One area where the alternative may become clear quickly is in the fight over whether the Florida debacle will lead to genuine electoral reform. Republican Senator Mitch McConnell has moved to head off serious review of the Florida election mess by proposing hearings on what went wrong in 2000 and by offering tepid reforms. Democratic Senator Charles Schumer, in contrast, is seeking to require the Federal Election Commission to produce a plan for avoiding future Floridas; he wants to allocate $250 million to help state and local election officials improve voting procedures. Democratic Representative Peter DeFazio, outgoing chairman of the Congressional Progressive Caucus, is advancing a bill to establish a federal election-review commission. And members of the Congressional Black Caucus can be expected to push for review of policies that depress participation by African-Americans and other minority groups.

But the real fights are likely to be over economic issues--particularly taxation.
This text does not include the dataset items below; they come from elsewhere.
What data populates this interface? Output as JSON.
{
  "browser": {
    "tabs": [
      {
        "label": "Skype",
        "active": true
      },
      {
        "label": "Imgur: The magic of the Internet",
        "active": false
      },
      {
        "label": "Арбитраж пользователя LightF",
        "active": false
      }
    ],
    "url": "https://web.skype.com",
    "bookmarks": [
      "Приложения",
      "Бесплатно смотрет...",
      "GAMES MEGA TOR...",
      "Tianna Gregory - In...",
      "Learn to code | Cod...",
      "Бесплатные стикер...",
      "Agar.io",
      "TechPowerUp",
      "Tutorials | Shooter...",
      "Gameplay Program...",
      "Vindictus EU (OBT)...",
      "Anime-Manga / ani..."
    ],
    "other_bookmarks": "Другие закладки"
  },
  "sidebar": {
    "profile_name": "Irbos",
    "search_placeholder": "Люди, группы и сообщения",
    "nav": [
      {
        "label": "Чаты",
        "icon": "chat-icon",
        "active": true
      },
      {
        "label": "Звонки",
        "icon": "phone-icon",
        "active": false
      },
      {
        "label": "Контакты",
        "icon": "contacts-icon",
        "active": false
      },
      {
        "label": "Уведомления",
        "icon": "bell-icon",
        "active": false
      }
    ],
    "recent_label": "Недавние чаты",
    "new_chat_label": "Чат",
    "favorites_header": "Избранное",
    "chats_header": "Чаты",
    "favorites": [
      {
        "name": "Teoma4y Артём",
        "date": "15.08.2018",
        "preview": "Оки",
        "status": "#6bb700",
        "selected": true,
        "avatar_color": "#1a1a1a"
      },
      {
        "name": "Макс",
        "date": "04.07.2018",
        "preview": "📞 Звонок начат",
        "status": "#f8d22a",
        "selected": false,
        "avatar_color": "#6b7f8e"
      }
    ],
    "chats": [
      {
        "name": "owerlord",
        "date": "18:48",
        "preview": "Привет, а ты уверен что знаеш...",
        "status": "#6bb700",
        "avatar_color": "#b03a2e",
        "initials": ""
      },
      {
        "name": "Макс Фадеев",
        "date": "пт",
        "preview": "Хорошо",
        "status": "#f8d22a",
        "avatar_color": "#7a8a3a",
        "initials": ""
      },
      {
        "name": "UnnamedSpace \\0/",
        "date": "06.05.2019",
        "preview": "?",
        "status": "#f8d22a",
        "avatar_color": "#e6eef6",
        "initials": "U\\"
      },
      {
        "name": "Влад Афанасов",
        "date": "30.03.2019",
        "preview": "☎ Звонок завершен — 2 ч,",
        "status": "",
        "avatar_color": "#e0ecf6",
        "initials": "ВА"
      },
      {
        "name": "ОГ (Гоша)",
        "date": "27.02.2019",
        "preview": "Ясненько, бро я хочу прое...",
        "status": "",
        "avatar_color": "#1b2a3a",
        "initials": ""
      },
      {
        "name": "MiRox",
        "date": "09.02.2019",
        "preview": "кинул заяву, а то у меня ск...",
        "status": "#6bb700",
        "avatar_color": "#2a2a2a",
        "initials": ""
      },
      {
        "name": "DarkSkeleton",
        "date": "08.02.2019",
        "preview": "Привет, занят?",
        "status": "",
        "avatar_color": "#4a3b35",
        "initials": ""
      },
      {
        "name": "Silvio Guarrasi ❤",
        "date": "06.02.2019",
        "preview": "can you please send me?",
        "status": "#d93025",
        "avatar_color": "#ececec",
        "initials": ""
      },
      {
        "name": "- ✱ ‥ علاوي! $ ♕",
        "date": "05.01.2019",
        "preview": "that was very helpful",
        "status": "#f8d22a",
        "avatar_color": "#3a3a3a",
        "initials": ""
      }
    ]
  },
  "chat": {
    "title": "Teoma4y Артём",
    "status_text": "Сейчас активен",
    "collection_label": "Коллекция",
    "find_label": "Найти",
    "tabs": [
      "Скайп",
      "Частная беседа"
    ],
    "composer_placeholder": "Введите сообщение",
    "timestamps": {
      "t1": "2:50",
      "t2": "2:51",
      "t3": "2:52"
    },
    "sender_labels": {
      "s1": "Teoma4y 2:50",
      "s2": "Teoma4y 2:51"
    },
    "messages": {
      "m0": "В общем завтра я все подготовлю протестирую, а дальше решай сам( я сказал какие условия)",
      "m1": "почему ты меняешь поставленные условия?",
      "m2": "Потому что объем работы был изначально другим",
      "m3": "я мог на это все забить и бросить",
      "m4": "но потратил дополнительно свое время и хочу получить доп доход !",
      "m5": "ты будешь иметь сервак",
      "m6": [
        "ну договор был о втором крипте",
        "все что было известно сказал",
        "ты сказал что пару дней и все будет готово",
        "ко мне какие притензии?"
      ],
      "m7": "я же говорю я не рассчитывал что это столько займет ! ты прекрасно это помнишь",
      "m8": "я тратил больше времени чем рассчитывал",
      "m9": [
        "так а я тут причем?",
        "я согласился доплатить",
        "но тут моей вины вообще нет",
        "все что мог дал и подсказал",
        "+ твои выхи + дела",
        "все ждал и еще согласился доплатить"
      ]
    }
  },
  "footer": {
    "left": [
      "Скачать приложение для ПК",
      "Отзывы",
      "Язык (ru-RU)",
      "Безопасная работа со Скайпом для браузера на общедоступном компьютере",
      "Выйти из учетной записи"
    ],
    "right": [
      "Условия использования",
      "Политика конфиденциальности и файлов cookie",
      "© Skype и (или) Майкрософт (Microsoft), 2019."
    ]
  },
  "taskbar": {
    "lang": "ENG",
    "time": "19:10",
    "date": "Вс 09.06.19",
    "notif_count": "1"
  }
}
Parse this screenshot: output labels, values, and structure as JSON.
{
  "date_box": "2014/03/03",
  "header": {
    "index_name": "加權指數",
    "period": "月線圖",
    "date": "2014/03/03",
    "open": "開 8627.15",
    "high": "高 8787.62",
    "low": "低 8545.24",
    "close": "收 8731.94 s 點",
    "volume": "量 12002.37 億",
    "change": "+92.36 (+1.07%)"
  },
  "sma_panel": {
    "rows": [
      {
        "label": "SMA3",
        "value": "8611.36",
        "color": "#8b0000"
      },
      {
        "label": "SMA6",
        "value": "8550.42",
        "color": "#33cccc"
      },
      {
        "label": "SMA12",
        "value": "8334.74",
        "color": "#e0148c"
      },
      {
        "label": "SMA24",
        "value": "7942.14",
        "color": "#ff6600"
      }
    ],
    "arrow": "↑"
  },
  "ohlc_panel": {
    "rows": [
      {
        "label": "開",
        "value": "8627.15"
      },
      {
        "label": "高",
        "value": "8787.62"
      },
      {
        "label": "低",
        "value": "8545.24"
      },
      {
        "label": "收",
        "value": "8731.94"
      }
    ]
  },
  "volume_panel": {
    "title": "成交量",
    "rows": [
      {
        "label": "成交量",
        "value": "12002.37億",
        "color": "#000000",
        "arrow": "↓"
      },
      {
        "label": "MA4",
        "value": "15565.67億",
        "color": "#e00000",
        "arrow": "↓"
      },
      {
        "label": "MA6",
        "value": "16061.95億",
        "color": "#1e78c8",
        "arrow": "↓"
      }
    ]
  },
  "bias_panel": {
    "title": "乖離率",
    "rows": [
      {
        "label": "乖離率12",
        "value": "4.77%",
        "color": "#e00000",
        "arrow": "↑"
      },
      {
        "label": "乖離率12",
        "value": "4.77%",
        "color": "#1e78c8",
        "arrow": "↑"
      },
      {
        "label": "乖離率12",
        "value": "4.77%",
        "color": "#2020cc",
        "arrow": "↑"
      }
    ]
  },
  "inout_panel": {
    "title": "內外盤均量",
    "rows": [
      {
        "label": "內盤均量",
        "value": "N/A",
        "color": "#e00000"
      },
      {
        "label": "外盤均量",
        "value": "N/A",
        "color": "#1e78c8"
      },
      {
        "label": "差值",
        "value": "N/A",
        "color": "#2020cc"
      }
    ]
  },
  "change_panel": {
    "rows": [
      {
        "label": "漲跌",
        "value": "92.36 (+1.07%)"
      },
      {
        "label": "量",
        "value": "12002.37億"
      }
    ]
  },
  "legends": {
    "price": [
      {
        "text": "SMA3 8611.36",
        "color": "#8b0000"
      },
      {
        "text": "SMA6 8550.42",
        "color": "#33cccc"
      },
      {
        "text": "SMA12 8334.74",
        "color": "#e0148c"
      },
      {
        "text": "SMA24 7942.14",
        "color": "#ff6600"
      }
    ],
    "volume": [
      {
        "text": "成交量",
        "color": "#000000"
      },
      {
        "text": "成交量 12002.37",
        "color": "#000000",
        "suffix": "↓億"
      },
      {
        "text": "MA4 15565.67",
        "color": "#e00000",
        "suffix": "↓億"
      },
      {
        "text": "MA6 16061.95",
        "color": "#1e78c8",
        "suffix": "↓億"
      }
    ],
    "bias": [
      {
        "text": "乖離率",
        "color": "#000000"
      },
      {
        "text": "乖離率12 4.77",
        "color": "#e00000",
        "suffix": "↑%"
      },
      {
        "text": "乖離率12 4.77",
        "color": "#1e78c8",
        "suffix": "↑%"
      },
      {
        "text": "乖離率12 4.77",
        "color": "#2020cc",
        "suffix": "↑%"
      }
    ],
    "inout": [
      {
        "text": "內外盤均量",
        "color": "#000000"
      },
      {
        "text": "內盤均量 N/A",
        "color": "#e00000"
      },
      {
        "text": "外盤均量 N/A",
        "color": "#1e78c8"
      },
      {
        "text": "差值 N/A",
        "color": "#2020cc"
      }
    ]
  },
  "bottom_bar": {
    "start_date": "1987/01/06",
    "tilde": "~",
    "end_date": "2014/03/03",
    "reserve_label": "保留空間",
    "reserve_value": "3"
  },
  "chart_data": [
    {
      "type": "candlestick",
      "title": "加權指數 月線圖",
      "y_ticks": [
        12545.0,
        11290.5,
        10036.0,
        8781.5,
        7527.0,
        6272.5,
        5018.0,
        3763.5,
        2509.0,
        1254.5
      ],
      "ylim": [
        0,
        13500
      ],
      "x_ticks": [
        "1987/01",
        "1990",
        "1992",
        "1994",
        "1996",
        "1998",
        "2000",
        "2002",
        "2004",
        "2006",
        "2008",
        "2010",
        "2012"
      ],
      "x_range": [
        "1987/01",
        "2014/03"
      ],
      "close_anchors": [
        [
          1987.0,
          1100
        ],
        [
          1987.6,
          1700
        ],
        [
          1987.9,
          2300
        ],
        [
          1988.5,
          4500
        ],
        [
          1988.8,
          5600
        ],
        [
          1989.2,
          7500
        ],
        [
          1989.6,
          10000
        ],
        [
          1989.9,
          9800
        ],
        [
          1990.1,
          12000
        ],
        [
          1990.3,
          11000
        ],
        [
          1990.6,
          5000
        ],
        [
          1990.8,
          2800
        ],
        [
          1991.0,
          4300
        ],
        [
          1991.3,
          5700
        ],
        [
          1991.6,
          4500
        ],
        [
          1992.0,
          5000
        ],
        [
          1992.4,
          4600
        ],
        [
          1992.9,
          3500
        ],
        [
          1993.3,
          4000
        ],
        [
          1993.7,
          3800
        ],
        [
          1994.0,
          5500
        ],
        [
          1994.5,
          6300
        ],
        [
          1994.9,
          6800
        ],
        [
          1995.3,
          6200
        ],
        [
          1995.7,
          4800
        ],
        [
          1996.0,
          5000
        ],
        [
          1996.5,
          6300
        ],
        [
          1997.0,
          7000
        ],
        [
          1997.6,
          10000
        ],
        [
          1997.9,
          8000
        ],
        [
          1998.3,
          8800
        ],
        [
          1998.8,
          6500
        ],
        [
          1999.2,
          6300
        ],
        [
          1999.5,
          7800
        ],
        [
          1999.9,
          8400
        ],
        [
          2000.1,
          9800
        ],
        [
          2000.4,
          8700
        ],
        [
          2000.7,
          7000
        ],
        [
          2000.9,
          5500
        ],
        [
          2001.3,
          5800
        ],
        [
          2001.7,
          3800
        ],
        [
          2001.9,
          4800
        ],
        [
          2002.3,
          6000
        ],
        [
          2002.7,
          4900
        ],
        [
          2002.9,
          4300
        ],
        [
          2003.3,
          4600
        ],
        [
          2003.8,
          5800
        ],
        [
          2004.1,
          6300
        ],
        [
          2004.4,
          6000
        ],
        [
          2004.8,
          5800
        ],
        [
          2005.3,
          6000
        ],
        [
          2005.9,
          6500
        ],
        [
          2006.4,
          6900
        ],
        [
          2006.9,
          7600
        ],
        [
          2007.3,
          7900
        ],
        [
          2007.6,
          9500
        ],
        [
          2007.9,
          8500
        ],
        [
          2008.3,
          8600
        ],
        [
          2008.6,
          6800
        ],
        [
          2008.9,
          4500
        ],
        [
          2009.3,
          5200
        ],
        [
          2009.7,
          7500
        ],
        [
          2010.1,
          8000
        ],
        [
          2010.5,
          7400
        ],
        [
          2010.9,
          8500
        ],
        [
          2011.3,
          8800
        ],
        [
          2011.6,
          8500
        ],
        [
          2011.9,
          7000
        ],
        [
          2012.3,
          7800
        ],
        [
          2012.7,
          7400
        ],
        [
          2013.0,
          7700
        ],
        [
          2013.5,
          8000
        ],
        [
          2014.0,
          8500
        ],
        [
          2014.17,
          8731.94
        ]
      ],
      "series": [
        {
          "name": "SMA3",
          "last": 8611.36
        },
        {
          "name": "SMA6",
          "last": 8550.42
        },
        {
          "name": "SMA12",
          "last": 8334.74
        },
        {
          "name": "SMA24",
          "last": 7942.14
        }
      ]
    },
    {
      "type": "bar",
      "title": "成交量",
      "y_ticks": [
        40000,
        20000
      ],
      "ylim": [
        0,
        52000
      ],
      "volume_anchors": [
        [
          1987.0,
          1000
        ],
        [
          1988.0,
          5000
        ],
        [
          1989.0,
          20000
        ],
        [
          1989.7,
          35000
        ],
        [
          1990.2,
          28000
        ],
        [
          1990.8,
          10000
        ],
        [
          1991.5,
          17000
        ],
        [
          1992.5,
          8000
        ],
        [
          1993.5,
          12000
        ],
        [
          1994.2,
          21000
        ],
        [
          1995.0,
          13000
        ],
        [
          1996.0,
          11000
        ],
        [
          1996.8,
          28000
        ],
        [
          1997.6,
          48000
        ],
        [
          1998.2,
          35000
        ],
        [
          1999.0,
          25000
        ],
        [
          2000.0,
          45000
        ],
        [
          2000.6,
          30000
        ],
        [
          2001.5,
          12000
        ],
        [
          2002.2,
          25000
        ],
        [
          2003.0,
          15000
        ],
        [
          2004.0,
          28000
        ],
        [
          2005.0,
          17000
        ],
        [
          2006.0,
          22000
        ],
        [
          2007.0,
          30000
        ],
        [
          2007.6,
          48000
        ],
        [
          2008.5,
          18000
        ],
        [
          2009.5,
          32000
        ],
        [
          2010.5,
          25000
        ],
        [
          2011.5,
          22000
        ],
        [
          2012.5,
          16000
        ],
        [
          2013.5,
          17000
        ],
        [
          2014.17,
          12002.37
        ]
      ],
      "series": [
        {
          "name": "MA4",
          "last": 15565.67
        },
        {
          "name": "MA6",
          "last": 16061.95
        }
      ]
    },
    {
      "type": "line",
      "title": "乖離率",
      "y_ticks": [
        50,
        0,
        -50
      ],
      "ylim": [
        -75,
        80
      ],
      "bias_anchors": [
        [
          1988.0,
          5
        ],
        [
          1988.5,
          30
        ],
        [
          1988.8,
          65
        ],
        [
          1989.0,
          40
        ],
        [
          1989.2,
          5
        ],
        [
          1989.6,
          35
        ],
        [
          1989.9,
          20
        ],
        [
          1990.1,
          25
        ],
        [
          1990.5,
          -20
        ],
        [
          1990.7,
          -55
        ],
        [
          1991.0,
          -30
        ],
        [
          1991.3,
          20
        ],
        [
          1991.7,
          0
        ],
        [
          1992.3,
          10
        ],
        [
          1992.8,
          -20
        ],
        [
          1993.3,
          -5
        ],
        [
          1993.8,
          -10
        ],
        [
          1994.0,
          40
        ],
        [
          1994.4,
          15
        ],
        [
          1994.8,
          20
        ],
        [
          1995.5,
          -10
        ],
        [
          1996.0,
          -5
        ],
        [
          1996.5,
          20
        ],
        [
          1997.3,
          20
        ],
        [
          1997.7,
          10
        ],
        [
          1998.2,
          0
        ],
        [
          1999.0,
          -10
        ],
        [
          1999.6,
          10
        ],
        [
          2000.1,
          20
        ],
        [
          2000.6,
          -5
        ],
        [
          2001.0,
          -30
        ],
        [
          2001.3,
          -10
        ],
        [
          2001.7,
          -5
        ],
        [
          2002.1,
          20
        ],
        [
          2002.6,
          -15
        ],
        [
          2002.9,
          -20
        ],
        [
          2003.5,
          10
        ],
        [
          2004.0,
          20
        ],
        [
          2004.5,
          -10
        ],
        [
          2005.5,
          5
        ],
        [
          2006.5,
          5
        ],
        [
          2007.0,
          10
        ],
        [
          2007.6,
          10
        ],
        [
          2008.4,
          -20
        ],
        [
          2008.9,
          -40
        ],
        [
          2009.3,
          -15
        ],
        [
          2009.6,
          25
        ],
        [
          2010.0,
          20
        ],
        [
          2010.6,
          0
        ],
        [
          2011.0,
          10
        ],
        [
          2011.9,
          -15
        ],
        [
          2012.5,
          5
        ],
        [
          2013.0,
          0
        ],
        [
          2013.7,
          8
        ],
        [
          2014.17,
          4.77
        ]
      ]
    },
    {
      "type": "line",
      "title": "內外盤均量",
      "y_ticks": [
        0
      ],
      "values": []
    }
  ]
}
Progressives say they see genuine opportunities to identify differences between the aspirations of conservatives and those of the great mass of Americans. "Progressive populist politics is a majority politics, and we cannot forget that, especially on these tax issues,'' says Wellstone. "Most Americans don't think billionaires should get a tax cut.'' Sanders wants progressives--and, ideally, the Democratic caucus--to offer an alternative budget proposal. "We need to say what could be done with those billions to provide young people with college education, to provide children with basic healthcare, to create a safety net for family farmers in a rapidly altering global marketplace,'' he says.